The United States on Wednesday announced a comprehensive effort to identify and seize the assets of wealthy Russians who have supported the regime of Russian President Vladmir Putin, as part of its response to the Russian invasion of Ukraine.
The new initiative, led by the Justice Department, is called Operation KleptoCapture and was hinted at by President Joe Biden on Tuesday in his State of the Union address.
“Tonight, I say to the Russian oligarchs and the corrupt leaders who bilked billions of dollars off this violent regime: No more,” Biden said. “The United States Department of Justice is assembling a dedicated task force to go after the crimes of the Russian oligarchs. We are joining with our European allies to find and seize your yachts, your luxury apartments, your private jets. We are coming for your ill-begotten gains.”
On Wednesday morning, Attorney General Merrick B. Garland announced the formation of the new task force, noting that its aim would be to enforce the punishing array of economic sanctions that have been levied against Russia since its invasion of Ukraine last week.
“The Justice Department will use all of its authorities to seize the assets of individuals and entities who violate these sanctions,” Garland said. “We will leave no stone unturned in our efforts to investigate, arrest and prosecute those whose criminal acts enable the Russian government to continue this unjust war. Let me be clear: If you violate our laws, we will hold you accountable.”
Familiar tools
Experts say the work of tracking and seizing the assets will rely on a combination of intelligence-gathering, data analysis and cooperation with international partners, which is common in criminal investigations.
“We’ve seen asset seizures in the past. We have seen yachts and apartments and stuff taken,” said Daniel P. Ahn, a global fellow at the Woodrow Wilson International Center for Scholars and a former chief economist for the Department of State. “This is a difference of scale, rather than a difference of instrument.”
Ahn said that identifying the real owners of some assets will be a “sticky intelligence problem.” Assets owned by extremely wealthy individuals are often controlled by a complex web of shell companies and other entities that disguise what law enforcement officials refer to as the “beneficial owner.”
Yachts on the move
Since the countries of the European Union, the United Kingdom, the U.S. and other allies began leveling sanctions on Russian banks and wealthy supporters of Putin, mega yachts owned, or believed to be owned, by Russian oligarchs have been tracked leaving ports in countries that have joined in the sanctions.

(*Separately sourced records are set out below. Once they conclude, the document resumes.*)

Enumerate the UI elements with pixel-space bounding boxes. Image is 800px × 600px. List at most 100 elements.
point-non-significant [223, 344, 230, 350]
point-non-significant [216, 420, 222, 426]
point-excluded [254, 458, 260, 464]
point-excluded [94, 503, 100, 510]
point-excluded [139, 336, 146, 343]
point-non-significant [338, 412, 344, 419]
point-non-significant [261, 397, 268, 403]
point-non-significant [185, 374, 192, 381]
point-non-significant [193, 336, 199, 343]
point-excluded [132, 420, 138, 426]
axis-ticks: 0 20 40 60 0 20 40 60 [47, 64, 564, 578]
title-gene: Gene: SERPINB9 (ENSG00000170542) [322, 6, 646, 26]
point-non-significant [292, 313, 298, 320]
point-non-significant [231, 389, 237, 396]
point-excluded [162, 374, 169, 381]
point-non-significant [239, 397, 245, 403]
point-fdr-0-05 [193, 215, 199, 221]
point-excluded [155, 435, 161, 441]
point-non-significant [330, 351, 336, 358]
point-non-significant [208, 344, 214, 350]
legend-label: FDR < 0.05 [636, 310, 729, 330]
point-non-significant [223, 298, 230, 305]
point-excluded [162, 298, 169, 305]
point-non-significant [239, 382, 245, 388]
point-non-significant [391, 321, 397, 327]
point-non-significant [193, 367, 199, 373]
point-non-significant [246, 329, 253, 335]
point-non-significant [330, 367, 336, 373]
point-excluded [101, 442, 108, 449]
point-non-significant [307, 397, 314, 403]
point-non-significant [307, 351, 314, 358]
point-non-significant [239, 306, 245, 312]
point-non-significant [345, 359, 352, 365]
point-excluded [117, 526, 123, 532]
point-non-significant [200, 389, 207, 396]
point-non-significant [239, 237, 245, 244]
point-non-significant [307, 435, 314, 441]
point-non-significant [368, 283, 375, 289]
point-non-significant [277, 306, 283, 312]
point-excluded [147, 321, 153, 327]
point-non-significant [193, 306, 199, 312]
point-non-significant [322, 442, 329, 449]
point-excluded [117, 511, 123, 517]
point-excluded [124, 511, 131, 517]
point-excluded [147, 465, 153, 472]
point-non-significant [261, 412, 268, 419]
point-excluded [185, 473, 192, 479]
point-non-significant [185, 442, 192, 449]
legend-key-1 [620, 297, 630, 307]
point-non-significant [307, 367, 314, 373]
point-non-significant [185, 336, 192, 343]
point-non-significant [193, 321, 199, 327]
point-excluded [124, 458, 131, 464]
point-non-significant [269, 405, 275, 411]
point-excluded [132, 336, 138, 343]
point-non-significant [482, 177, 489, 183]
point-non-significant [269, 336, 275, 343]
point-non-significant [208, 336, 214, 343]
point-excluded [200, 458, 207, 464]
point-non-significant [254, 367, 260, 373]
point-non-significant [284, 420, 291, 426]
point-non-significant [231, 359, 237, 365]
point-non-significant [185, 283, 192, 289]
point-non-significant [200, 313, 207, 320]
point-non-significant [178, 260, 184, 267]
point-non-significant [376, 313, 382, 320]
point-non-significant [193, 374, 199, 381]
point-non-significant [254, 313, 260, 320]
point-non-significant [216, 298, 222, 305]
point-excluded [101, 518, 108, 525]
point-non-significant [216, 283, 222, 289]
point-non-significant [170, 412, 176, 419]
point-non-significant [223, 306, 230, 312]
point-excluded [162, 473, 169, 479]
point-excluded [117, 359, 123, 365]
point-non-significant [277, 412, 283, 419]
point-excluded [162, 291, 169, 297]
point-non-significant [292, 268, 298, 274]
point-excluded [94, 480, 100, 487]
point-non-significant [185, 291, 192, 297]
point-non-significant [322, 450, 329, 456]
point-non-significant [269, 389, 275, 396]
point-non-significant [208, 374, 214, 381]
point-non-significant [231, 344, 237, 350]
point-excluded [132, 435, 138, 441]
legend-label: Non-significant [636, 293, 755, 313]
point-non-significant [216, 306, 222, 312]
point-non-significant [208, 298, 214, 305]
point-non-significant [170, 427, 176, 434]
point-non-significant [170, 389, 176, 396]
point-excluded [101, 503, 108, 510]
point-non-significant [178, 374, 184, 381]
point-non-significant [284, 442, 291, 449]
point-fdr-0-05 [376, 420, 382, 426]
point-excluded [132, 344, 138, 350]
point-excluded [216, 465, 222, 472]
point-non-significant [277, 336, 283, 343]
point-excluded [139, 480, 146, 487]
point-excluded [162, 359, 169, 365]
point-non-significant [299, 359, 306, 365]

Several have sailed to the Republic of Maldives, an island chain in the Indian Ocean that does not have an extradition treaty with the United States.
On Wednesday, the oligarch Roman Abramovich, who owns the highly successful London-based football club Chelsea, announced that he had put the club up for sale, in the process writing off some $2 billion in loans he has made to it. On Tuesday, a member of the British Parliament said in a speech to the House of Commons that Abramovich was also trying to sell off a number of luxury properties in London.
Unloading obvious assets
Experts say they believe the oligarchs may try to dispose of assets that can be most easily linked to them in the hope that their seizure will satisfy Western governments.
“If I’m a kleptocrat, and I don’t want them to get the bulk of my stuff, I’m going to throw away the stuff that everybody knows about, and then they’ll hopefully leave me alone,” Jim Richards, founder and principal of RegTech Consulting, told VOA.
Richards, who was the director of financial crimes risk management for Wells Fargo & Company for a dozen years, said Abramovich and other oligarchs will have been careful to have large amounts of wealth hidden in complex holdings that will be difficult or impossible for law enforcement agencies to detect.
“I mean, the last thing these guys want is for their girlfriends, their kids and themselves to all end up in some apartment in Moscow,” he said.
Aim of sanctions
As Western nations continue to pile sanctions on the Russian economy, their ultimate objective could be questioned.
Ahn said there are three aims when it comes to sanctions, which may or may not overlap. The first is to inflict economic damage on the target. The second is to deter or reverse specific behaviors. The third is to express disapproval of specific actions by the party being sanctioned and/or solidarity with a victim of those actions.
Ahn said that to the degree the sanctions imposed on Russia are aimed at doing economic damage, they have been a “qualified success” so far. Time will likely worsen the effects on the Russian economy. But when it comes to preventing or reversing Russia’s aggression against Ukraine, the sanctions have plainly failed, at least so far.
The symbolic success of sanctions regimes is typically greater the more multilateral they are, Ahn said. On that score, the actions taken against Russia have been quite successful, doing significant reputational damage to Putin’s government.